Hi,

I am designing a system which needs multiple interfaces (about 16) to
backplane running at about ~700Mhz. These are going to be source
synchronous interfaces and clock will be available.  I did not wanted
to use the build in transceivers because the 20 transceiver devices
are very expensive. The logic and block Ram requirement of the design
is relatively small.

I was wondering if for Xilinx FPGA can I use the normal LVDS select IO
pins to drive the backplane. Will it work? Are there any design
consideration that I need to take to accomplish this. What is the
maximum trace that the select LVDS IO can drive.

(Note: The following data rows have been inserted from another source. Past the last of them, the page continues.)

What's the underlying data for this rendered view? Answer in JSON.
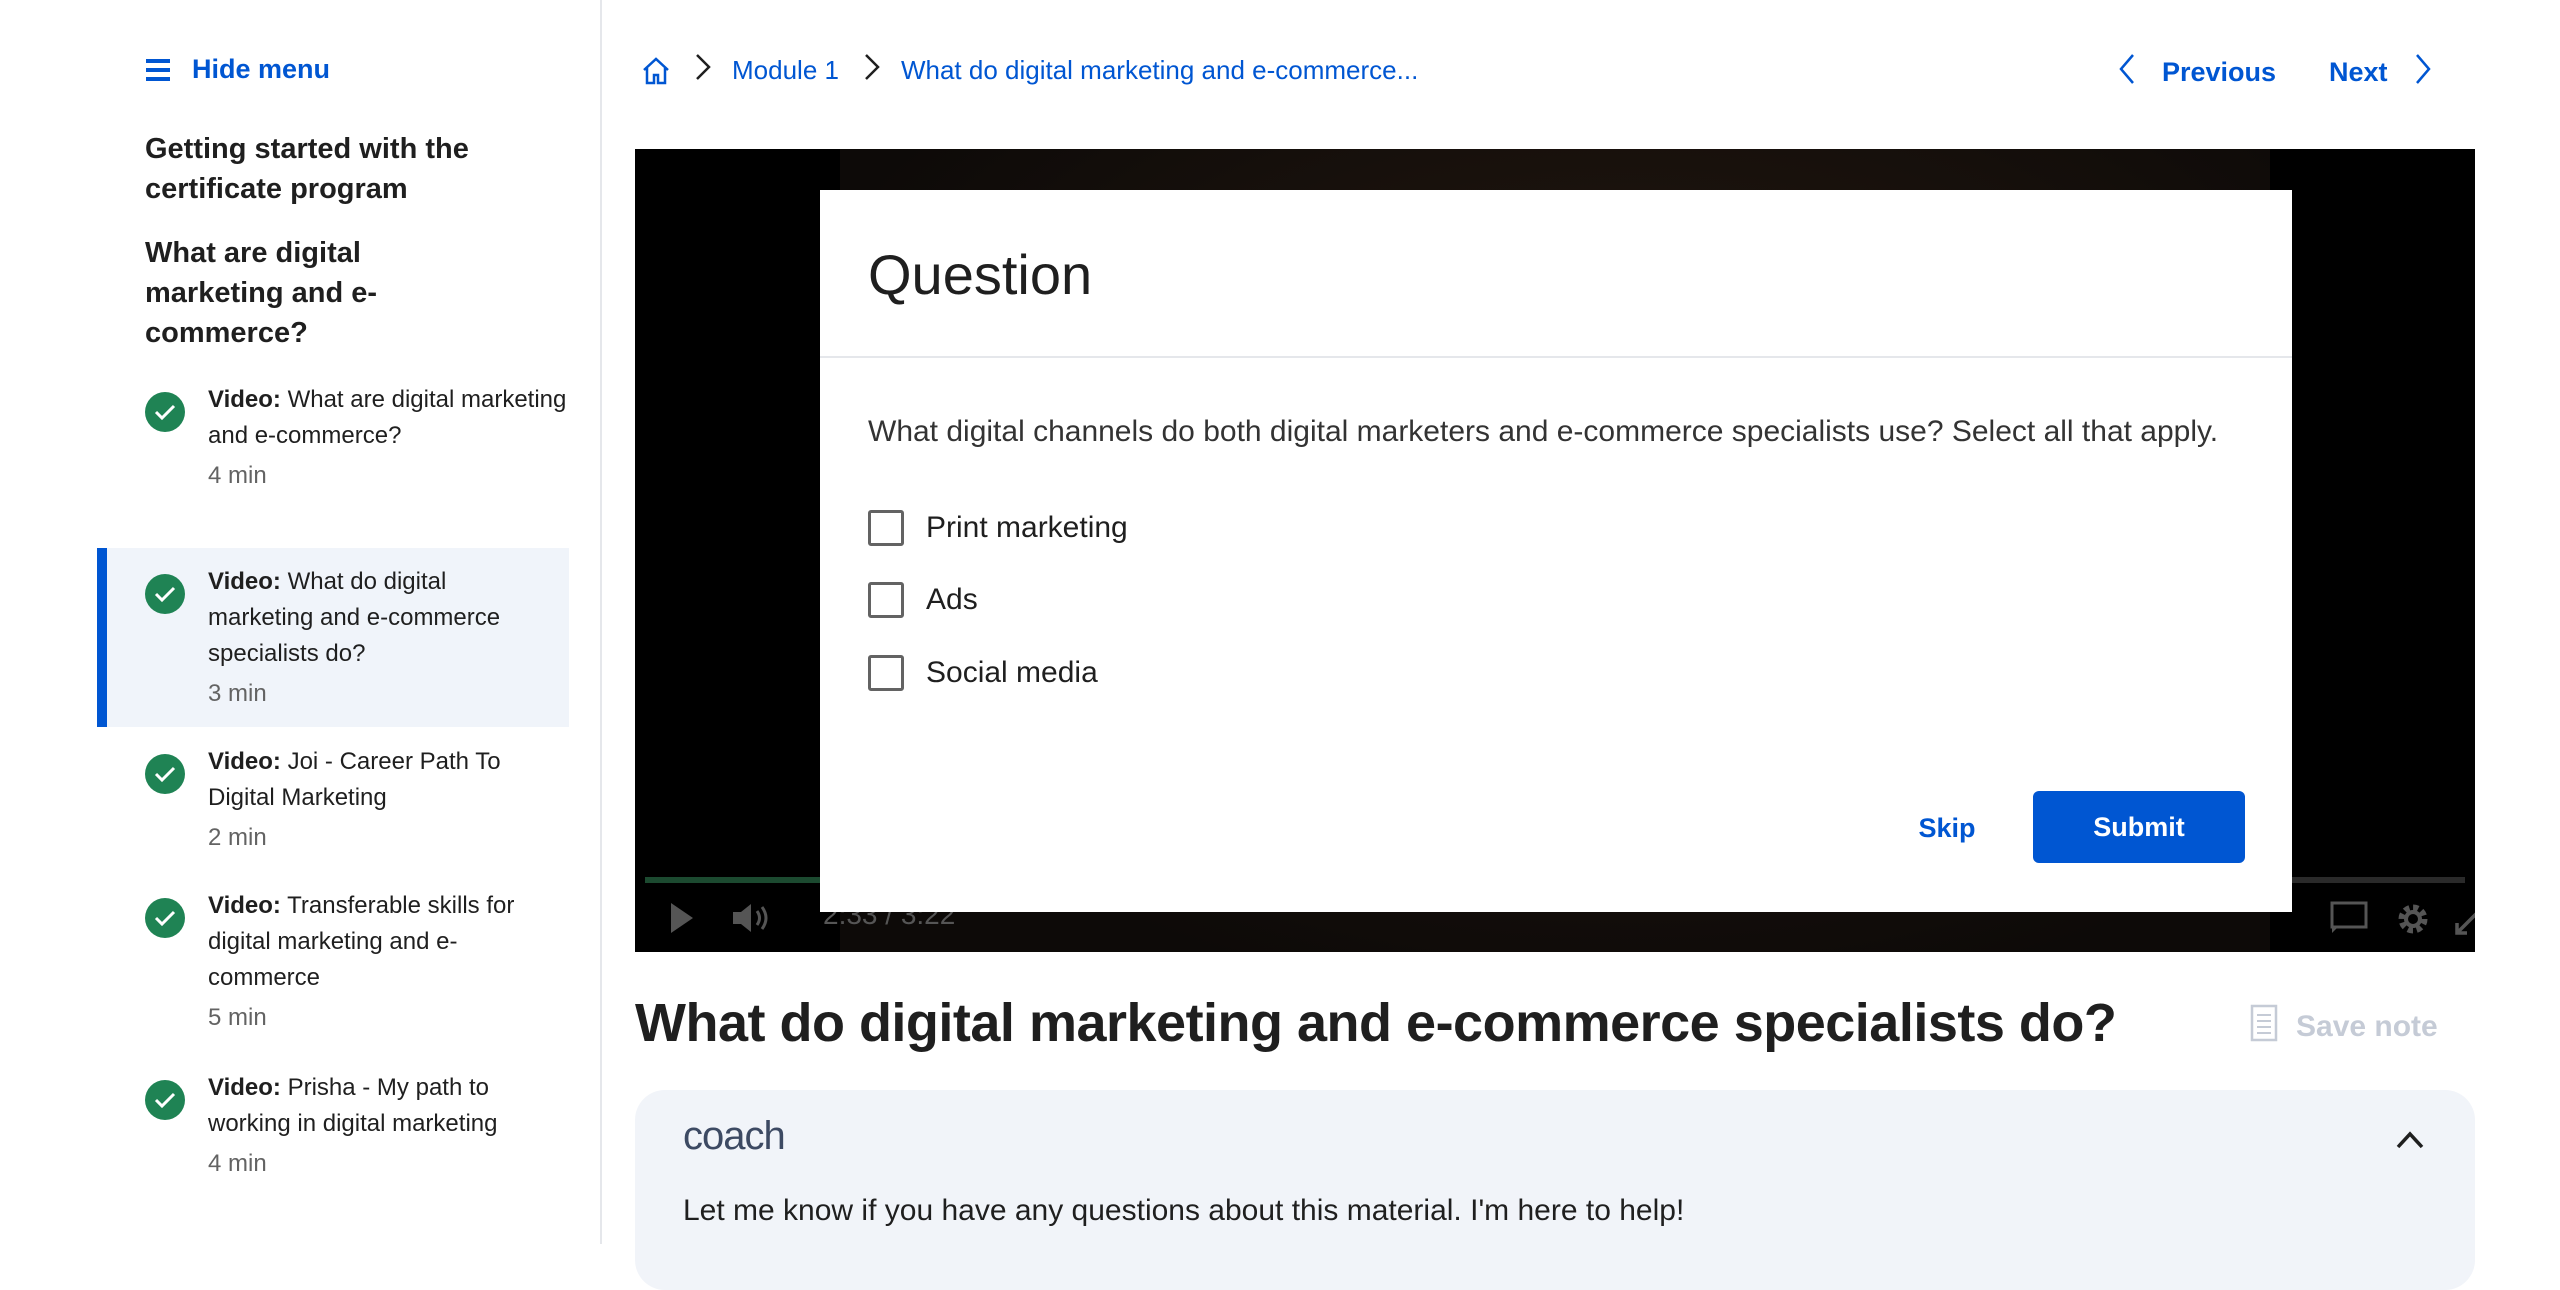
{
  "sidebar": {
    "hide_menu": "Hide menu",
    "section_title": "Getting started with the certificate program",
    "subsection_title": "What are digital marketing and e-commerce?",
    "items": [
      {
        "type": "Video:",
        "title": "What are digital marketing and e-commerce?",
        "duration": "4 min",
        "completed": true,
        "active": false
      },
      {
        "type": "Video:",
        "title": "What do digital marketing and e-commerce specialists do?",
        "duration": "3 min",
        "completed": true,
        "active": true
      },
      {
        "type": "Video:",
        "title": "Joi - Career Path To Digital Marketing",
        "duration": "2 min",
        "completed": true,
        "active": false
      },
      {
        "type": "Video:",
        "title": "Transferable skills for digital marketing and e-commerce",
        "duration": "5 min",
        "completed": true,
        "active": false
      },
      {
        "type": "Video:",
        "title": "Prisha - My path to working in digital marketing",
        "duration": "4 min",
        "completed": true,
        "active": false
      }
    ]
  },
  "breadcrumb": {
    "module": "Module 1",
    "current": "What do digital marketing and e-commerce..."
  },
  "nav": {
    "previous": "Previous",
    "next": "Next"
  },
  "video": {
    "time": "2:33 / 3:22",
    "progress_fraction": 0.76
  },
  "question": {
    "title": "Question",
    "prompt": "What digital channels do both digital marketers and e-commerce specialists use? Select all that apply.",
    "options": [
      {
        "label": "Print marketing",
        "checked": false
      },
      {
        "label": "Ads",
        "checked": false
      },
      {
        "label": "Social media",
        "checked": false
      }
    ],
    "skip": "Skip",
    "submit": "Submit"
  },
  "page_title": "What do digital marketing and e-commerce specialists do?",
  "save_note": "Save note",
  "coach": {
    "logo": "coach",
    "message": "Let me know if you have any questions about this material. I'm here to help!"
  },
  "colors": {
    "accent": "#0056d2",
    "success": "#1f8354",
    "active_bg": "#f0f4fa"
  }
}
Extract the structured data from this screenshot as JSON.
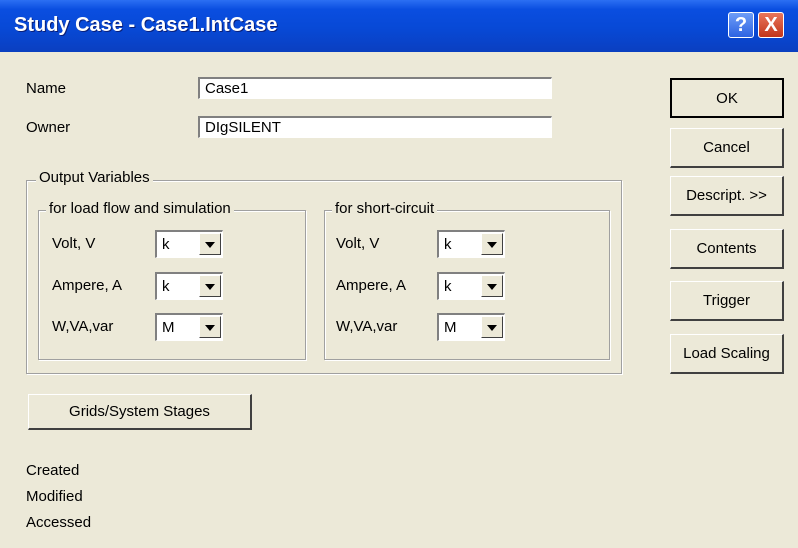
{
  "window": {
    "title": "Study Case - Case1.IntCase"
  },
  "titlebar_buttons": {
    "help": "?",
    "close": "X"
  },
  "fields": {
    "name_label": "Name",
    "name_value": "Case1",
    "owner_label": "Owner",
    "owner_value": "DIgSILENT"
  },
  "output_variables": {
    "title": "Output Variables",
    "load_flow": {
      "title": "for load flow and simulation",
      "rows": [
        {
          "label": "Volt, V",
          "value": "k"
        },
        {
          "label": "Ampere, A",
          "value": "k"
        },
        {
          "label": "W,VA,var",
          "value": "M"
        }
      ]
    },
    "short_circuit": {
      "title": "for short-circuit",
      "rows": [
        {
          "label": "Volt, V",
          "value": "k"
        },
        {
          "label": "Ampere, A",
          "value": "k"
        },
        {
          "label": "W,VA,var",
          "value": "M"
        }
      ]
    }
  },
  "grids_button": "Grids/System Stages",
  "info": {
    "created": "Created",
    "modified": "Modified",
    "accessed": "Accessed"
  },
  "buttons": {
    "ok": "OK",
    "cancel": "Cancel",
    "descript": "Descript. >>",
    "contents": "Contents",
    "trigger": "Trigger",
    "load_scaling": "Load Scaling"
  }
}
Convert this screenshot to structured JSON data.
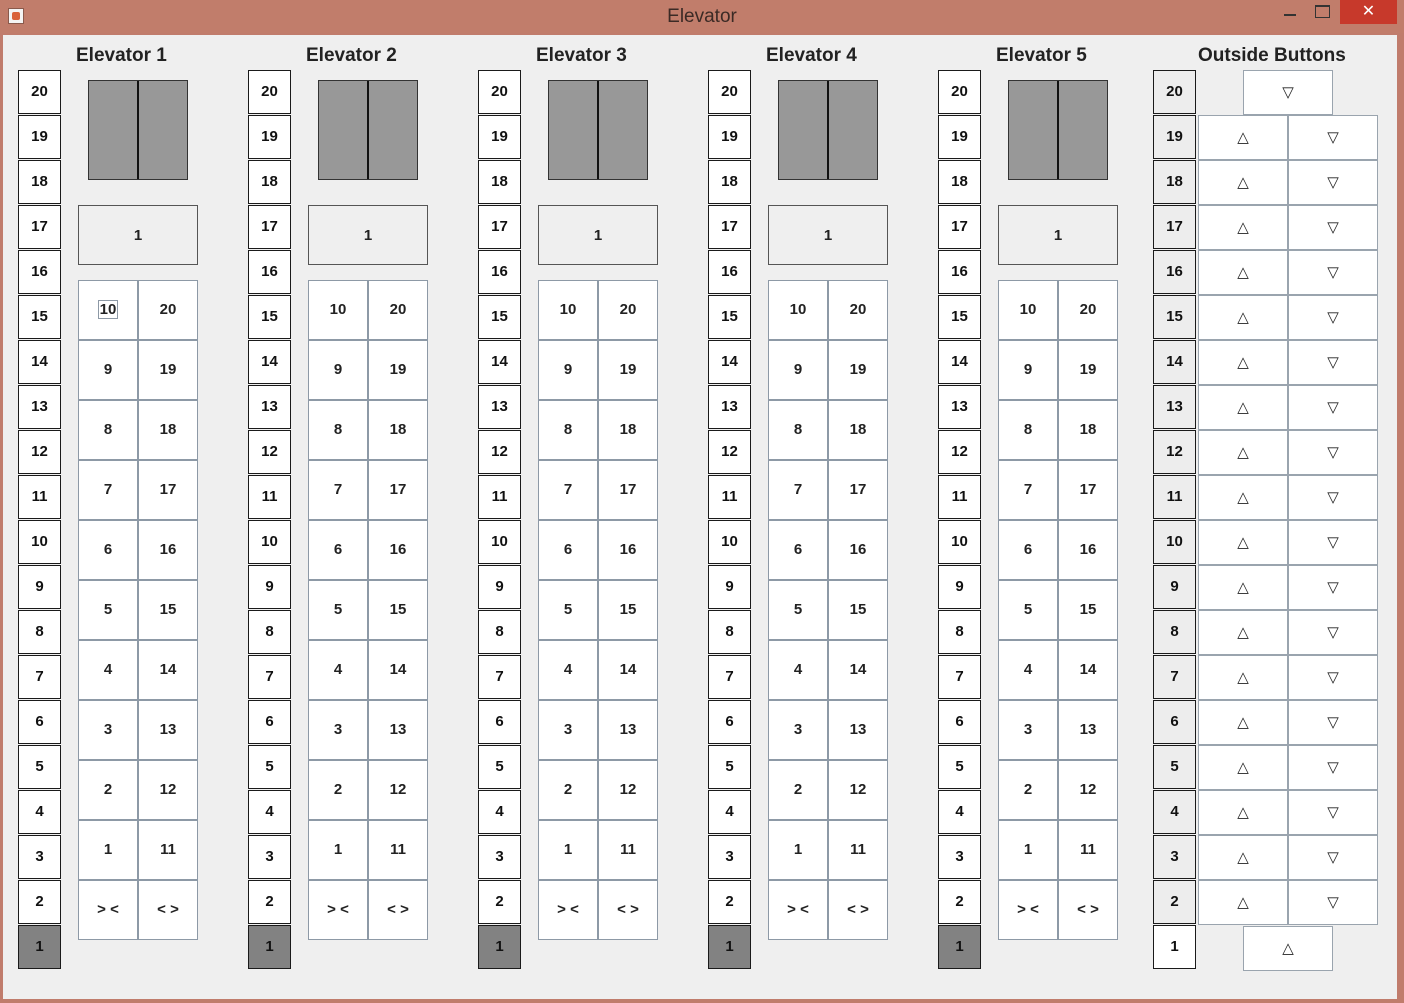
{
  "window": {
    "title": "Elevator",
    "close_glyph": "✕"
  },
  "elevators": [
    {
      "title": "Elevator 1",
      "display": "1",
      "active_floor": 1
    },
    {
      "title": "Elevator 2",
      "display": "1",
      "active_floor": 1
    },
    {
      "title": "Elevator 3",
      "display": "1",
      "active_floor": 1
    },
    {
      "title": "Elevator 4",
      "display": "1",
      "active_floor": 1
    },
    {
      "title": "Elevator 5",
      "display": "1",
      "active_floor": 1
    }
  ],
  "floors": [
    "20",
    "19",
    "18",
    "17",
    "16",
    "15",
    "14",
    "13",
    "12",
    "11",
    "10",
    "9",
    "8",
    "7",
    "6",
    "5",
    "4",
    "3",
    "2",
    "1"
  ],
  "panel_rows": [
    [
      "10",
      "20"
    ],
    [
      "9",
      "19"
    ],
    [
      "8",
      "18"
    ],
    [
      "7",
      "17"
    ],
    [
      "6",
      "16"
    ],
    [
      "5",
      "15"
    ],
    [
      "4",
      "14"
    ],
    [
      "3",
      "13"
    ],
    [
      "2",
      "12"
    ],
    [
      "1",
      "11"
    ],
    [
      "> <",
      "< >"
    ]
  ],
  "outside": {
    "title": "Outside Buttons",
    "up_symbol": "△",
    "down_symbol": "▽"
  }
}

Also wondering if there is any difference between Xilinx and Altera
LVDS, if either or one of them is suited for backplane applications.

Cheers.

--
Goli

Hello,

These questions are essentially impossible to answer. You need to
figure out what sort of backplane you're working on, what sort of
board will be driving the backplane, and what sort of board will be
receiving the LVDS signal. Next, target a particular family of FPGA
rather than "Xilinx FPGA". After that, spend some time with minimally
HyperLynx or preferably an electromagnetic field simulator to figure
out if this is possible or not. I think you will find that noone will
give you a definitive answer other than "if you don't do your
homework, this will not work."

Good luck,

Nathan

On Mar 24, 2:16=A0am, Goli <tog...@gmail.com> wrote:
> Hi,
>
> I am designing a system which needs multiple interfaces (about 16) to
> backplane running at about ~700Mhz. These are going to be source
> synchronous interfaces and clock will be available. =A0I did not wanted
> to use the build in transceivers because the 20 transceiver devices
> are very expensive. The logic and block Ram requirement of the design
> is relatively small.
>
> I was wondering if for Xilinx FPGA can I use the normal LVDS select IO
> pins to drive the backplane. Will it work? Are there any design
> consideration that I need to take to accomplish this. What is the
> maximum trace that the select LVDS IO can drive.
>
> Also wondering if there is any difference between Xilinx and Altera
> LVDS, if either or one of them is suited for backplane applications.
>
> Cheers.
>
> --
> Goli

I have worked on LVDS over similar distances, and
bus wide backplane
structures, but only in 400-500Mbit/s zone. It worked fine in those
circumstances. Main consideration is to avoid skew in pair length and
between pairs if using multiple pairs. Matching will make data
recovery simple. Using a source synchronous clock roiuted with data
will also make life a lot easier.

Ultimately the trace capacitance will probably be the limiting thing
and a trade of speed versus maximum length will exist. Ensuring that
the the 2 traces of a pair run togther as much as possible will be
important. Minimising discontinuities like connectors is good
practise.

John Adair
Enterpoint Ltd.

On 24 Mar, 06:16, Goli <tog...@gmail.com> wrote:
> Hi,
>
> I am designing a system which needs multiple interfaces (about 16) to
> backplane running at about ~700Mhz. These are going to be source
> synchronous interfaces and clock will be available. =A0I did not wanted
> to use the build in transceivers because the 20 transceiver devices
> are very expensive. The logic and block Ram requirement of the design
> is relatively small.
>
> I was wondering if for Xilinx FPGA can I use the normal LVDS select IO
> pins to drive the backplane. Will it work? Are there any design
> consideration that I need to take to accomplish this. What is the
> maximum trace that the select LVDS IO can drive.
>
> Also wondering if there is any difference between Xilinx and Altera
> LVDS, if either or one of them is suited for backplane applications.
>
> Cheers.
>
> --
> Goli